11. So, in conclusion, we concur with the fora below and conclude that there is deficiency in service on the part of the appellant. However, we differ as to in which particular action of the OP the deficiency lies. The deficiency, in our opinion, lies in sending negligently and erroneously the demand letter dated 25.09.1996, and not in sending the final demand letter dated 04.01.2003 in terms of the complainant's affidavit after finalising the price which essentially was and always remained a policy prerogative of appellant as duly agreed between the parties. The case is covered by the decisions relied upon on behalf of the appellant.

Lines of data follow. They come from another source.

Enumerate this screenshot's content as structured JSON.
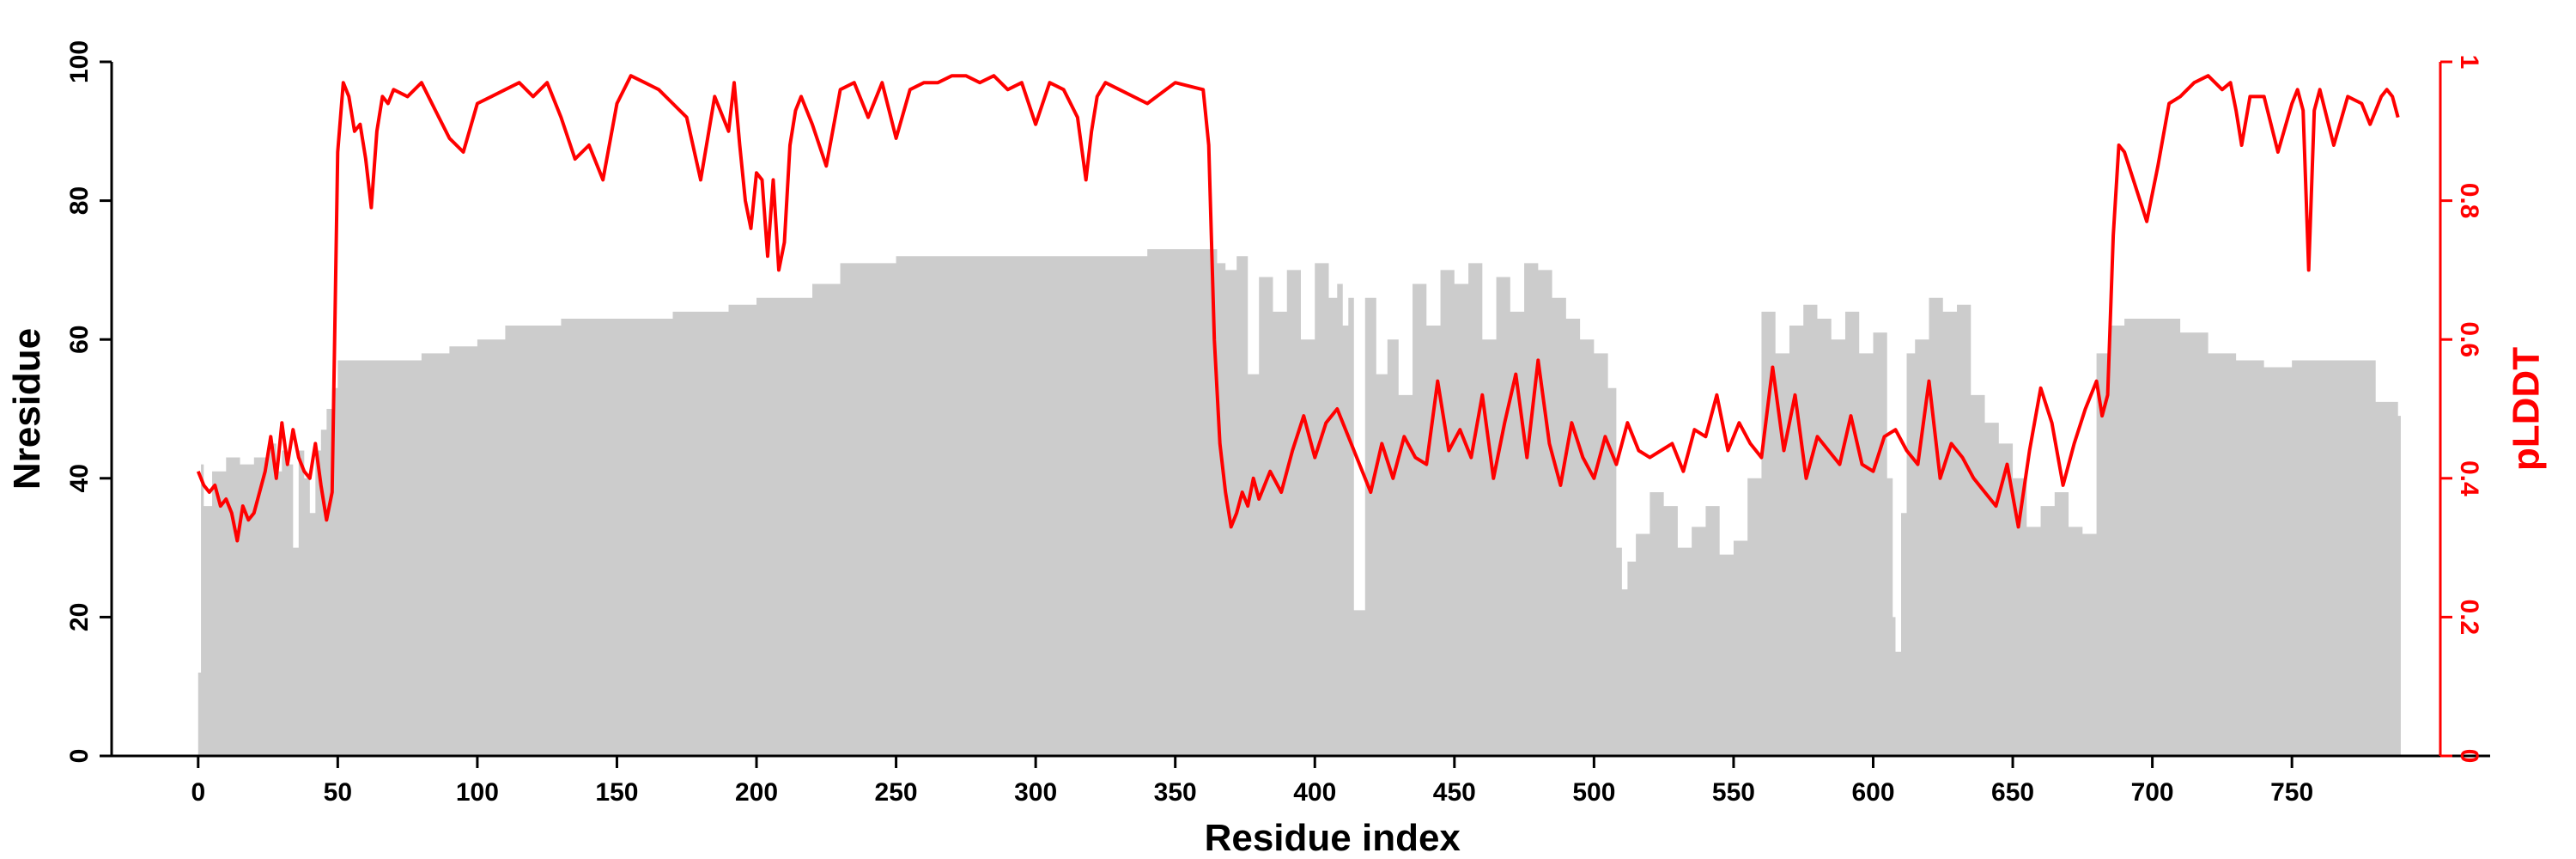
{
  "chart_data": {
    "type": "area+line",
    "title": "",
    "xlabel": "Residue index",
    "ylabel_left": "Nresidue",
    "ylabel_right": "pLDDT",
    "xlim": [
      -31,
      821
    ],
    "ylim_left": [
      0,
      100
    ],
    "ylim_right": [
      0,
      1
    ],
    "x_ticks": [
      0,
      50,
      100,
      150,
      200,
      250,
      300,
      350,
      400,
      450,
      500,
      550,
      600,
      650,
      700,
      750
    ],
    "y_ticks_left": [
      0,
      20,
      40,
      60,
      80,
      100
    ],
    "y_ticks_right": [
      0,
      0.2,
      0.4,
      0.6,
      0.8,
      1
    ],
    "grid": false,
    "colors": {
      "coverage": "#cccccc",
      "plddt": "#ff0000",
      "axis": "#000000"
    },
    "coverage": {
      "name": "",
      "x": [
        0,
        1,
        2,
        5,
        10,
        15,
        20,
        25,
        28,
        30,
        32,
        34,
        36,
        38,
        40,
        42,
        44,
        46,
        48,
        50,
        60,
        70,
        80,
        90,
        100,
        110,
        130,
        150,
        170,
        190,
        200,
        210,
        220,
        230,
        250,
        300,
        320,
        340,
        350,
        360,
        365,
        368,
        372,
        376,
        380,
        385,
        390,
        395,
        400,
        405,
        408,
        410,
        412,
        414,
        418,
        422,
        426,
        430,
        435,
        440,
        445,
        450,
        455,
        460,
        465,
        470,
        475,
        480,
        485,
        490,
        495,
        500,
        505,
        508,
        510,
        512,
        515,
        520,
        525,
        530,
        535,
        540,
        545,
        550,
        555,
        560,
        565,
        570,
        575,
        580,
        585,
        590,
        595,
        600,
        605,
        607,
        608,
        610,
        612,
        615,
        620,
        625,
        630,
        635,
        640,
        645,
        650,
        655,
        660,
        665,
        670,
        675,
        680,
        685,
        690,
        700,
        710,
        720,
        730,
        740,
        750,
        770,
        780,
        788
      ],
      "values": [
        12,
        42,
        36,
        41,
        43,
        42,
        43,
        45,
        41,
        44,
        42,
        30,
        44,
        40,
        35,
        44,
        47,
        50,
        53,
        57,
        57,
        57,
        58,
        59,
        60,
        62,
        63,
        63,
        64,
        65,
        66,
        66,
        68,
        71,
        72,
        72,
        72,
        73,
        73,
        73,
        71,
        70,
        72,
        55,
        69,
        64,
        70,
        60,
        71,
        66,
        68,
        62,
        66,
        21,
        66,
        55,
        60,
        52,
        68,
        62,
        70,
        68,
        71,
        60,
        69,
        64,
        71,
        70,
        66,
        63,
        60,
        58,
        53,
        30,
        24,
        28,
        32,
        38,
        36,
        30,
        33,
        36,
        29,
        31,
        40,
        64,
        58,
        62,
        65,
        63,
        60,
        64,
        58,
        61,
        40,
        20,
        15,
        35,
        58,
        60,
        66,
        64,
        65,
        52,
        48,
        45,
        40,
        33,
        36,
        38,
        33,
        32,
        58,
        62,
        63,
        63,
        61,
        58,
        57,
        56,
        57,
        57,
        51,
        49
      ]
    },
    "plddt": {
      "name": "pLDDT",
      "x": [
        0,
        2,
        4,
        6,
        8,
        10,
        12,
        14,
        16,
        18,
        20,
        22,
        24,
        26,
        28,
        30,
        32,
        34,
        36,
        38,
        40,
        42,
        44,
        46,
        48,
        50,
        52,
        54,
        56,
        58,
        60,
        62,
        64,
        66,
        68,
        70,
        75,
        80,
        85,
        90,
        95,
        100,
        105,
        110,
        115,
        120,
        125,
        130,
        135,
        140,
        145,
        150,
        155,
        160,
        165,
        170,
        175,
        180,
        185,
        190,
        192,
        194,
        196,
        198,
        200,
        202,
        204,
        206,
        208,
        210,
        212,
        214,
        216,
        220,
        225,
        230,
        235,
        240,
        245,
        250,
        255,
        260,
        265,
        270,
        275,
        280,
        285,
        290,
        295,
        300,
        305,
        310,
        315,
        318,
        320,
        322,
        325,
        330,
        340,
        350,
        360,
        362,
        364,
        366,
        368,
        370,
        372,
        374,
        376,
        378,
        380,
        384,
        388,
        392,
        396,
        400,
        404,
        408,
        412,
        416,
        420,
        424,
        428,
        432,
        436,
        440,
        444,
        448,
        452,
        456,
        460,
        464,
        468,
        472,
        476,
        480,
        484,
        488,
        492,
        496,
        500,
        504,
        508,
        512,
        516,
        520,
        524,
        528,
        532,
        536,
        540,
        544,
        548,
        552,
        556,
        560,
        564,
        568,
        572,
        576,
        580,
        584,
        588,
        592,
        596,
        600,
        604,
        608,
        612,
        616,
        620,
        624,
        628,
        632,
        636,
        640,
        644,
        648,
        652,
        656,
        660,
        664,
        668,
        672,
        676,
        680,
        682,
        684,
        686,
        688,
        690,
        694,
        698,
        702,
        706,
        710,
        715,
        720,
        725,
        728,
        730,
        732,
        735,
        740,
        745,
        750,
        752,
        754,
        756,
        758,
        760,
        765,
        770,
        775,
        778,
        780,
        782,
        784,
        786,
        788
      ],
      "values": [
        0.41,
        0.39,
        0.38,
        0.39,
        0.36,
        0.37,
        0.35,
        0.31,
        0.36,
        0.34,
        0.35,
        0.38,
        0.41,
        0.46,
        0.4,
        0.48,
        0.42,
        0.47,
        0.43,
        0.41,
        0.4,
        0.45,
        0.39,
        0.34,
        0.38,
        0.87,
        0.97,
        0.95,
        0.9,
        0.91,
        0.86,
        0.79,
        0.9,
        0.95,
        0.94,
        0.96,
        0.95,
        0.97,
        0.93,
        0.89,
        0.87,
        0.94,
        0.95,
        0.96,
        0.97,
        0.95,
        0.97,
        0.92,
        0.86,
        0.88,
        0.83,
        0.94,
        0.98,
        0.97,
        0.96,
        0.94,
        0.92,
        0.83,
        0.95,
        0.9,
        0.97,
        0.88,
        0.8,
        0.76,
        0.84,
        0.83,
        0.72,
        0.83,
        0.7,
        0.74,
        0.88,
        0.93,
        0.95,
        0.91,
        0.85,
        0.96,
        0.97,
        0.92,
        0.97,
        0.89,
        0.96,
        0.97,
        0.97,
        0.98,
        0.98,
        0.97,
        0.98,
        0.96,
        0.97,
        0.91,
        0.97,
        0.96,
        0.92,
        0.83,
        0.9,
        0.95,
        0.97,
        0.96,
        0.94,
        0.97,
        0.96,
        0.88,
        0.6,
        0.45,
        0.38,
        0.33,
        0.35,
        0.38,
        0.36,
        0.4,
        0.37,
        0.41,
        0.38,
        0.44,
        0.49,
        0.43,
        0.48,
        0.5,
        0.46,
        0.42,
        0.38,
        0.45,
        0.4,
        0.46,
        0.43,
        0.42,
        0.54,
        0.44,
        0.47,
        0.43,
        0.52,
        0.4,
        0.48,
        0.55,
        0.43,
        0.57,
        0.45,
        0.39,
        0.48,
        0.43,
        0.4,
        0.46,
        0.42,
        0.48,
        0.44,
        0.43,
        0.44,
        0.45,
        0.41,
        0.47,
        0.46,
        0.52,
        0.44,
        0.48,
        0.45,
        0.43,
        0.56,
        0.44,
        0.52,
        0.4,
        0.46,
        0.44,
        0.42,
        0.49,
        0.42,
        0.41,
        0.46,
        0.47,
        0.44,
        0.42,
        0.54,
        0.4,
        0.45,
        0.43,
        0.4,
        0.38,
        0.36,
        0.42,
        0.33,
        0.44,
        0.53,
        0.48,
        0.39,
        0.45,
        0.5,
        0.54,
        0.49,
        0.52,
        0.75,
        0.88,
        0.87,
        0.82,
        0.77,
        0.85,
        0.94,
        0.95,
        0.97,
        0.98,
        0.96,
        0.97,
        0.93,
        0.88,
        0.95,
        0.95,
        0.87,
        0.94,
        0.96,
        0.93,
        0.7,
        0.93,
        0.96,
        0.88,
        0.95,
        0.94,
        0.91,
        0.93,
        0.95,
        0.96,
        0.95,
        0.92
      ]
    }
  }
}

The revision petition should therefore succeed though only partly. Consequently, the orders of the fora below are required to be modified to the extent that the quashing of the demand letter dated 04.01.2003 is set aside and the demand is held valid. As compensation for the negligent and misleading letter of 25.09.1996, the complaint shall have the benefit, by way of compensation for the deficiency in service of the petitioner, of paying the reduced demand i.e. 90% of Rs.1,18,843/- i.e. Rs.1,06,959/- in terms of letter dated 31.05.2006, with a reduced simple interest of only 6% p.a. in place of stipulated 21%. Accordingly the operative orders of the fora below shall stand modified as under:
12. Revision is partly allowed. The petitioner GDA shall serve a fresh demand notice, within 60 days from today, to the complainant for Rs. 1,06,959/- adding only 6% simple interest from 31.05.2006 till today. The complainant shall have liberty to pay the amount within 6 months after receipt of the notice, in lump sum or in installments as convenient. Upon complete payment, the complainant shall request to the secretary of GDA in writing to complete the formality of registration after paying due charges, which shall duly be completed by the GDA within one month of such application. However, in the eventuality of failure of the complainant to comply with the terms of payment of dues under this order, the rate of interest for further delay beyond 6 months window on amounts remaining unpaid shall be as stipulated between the parties.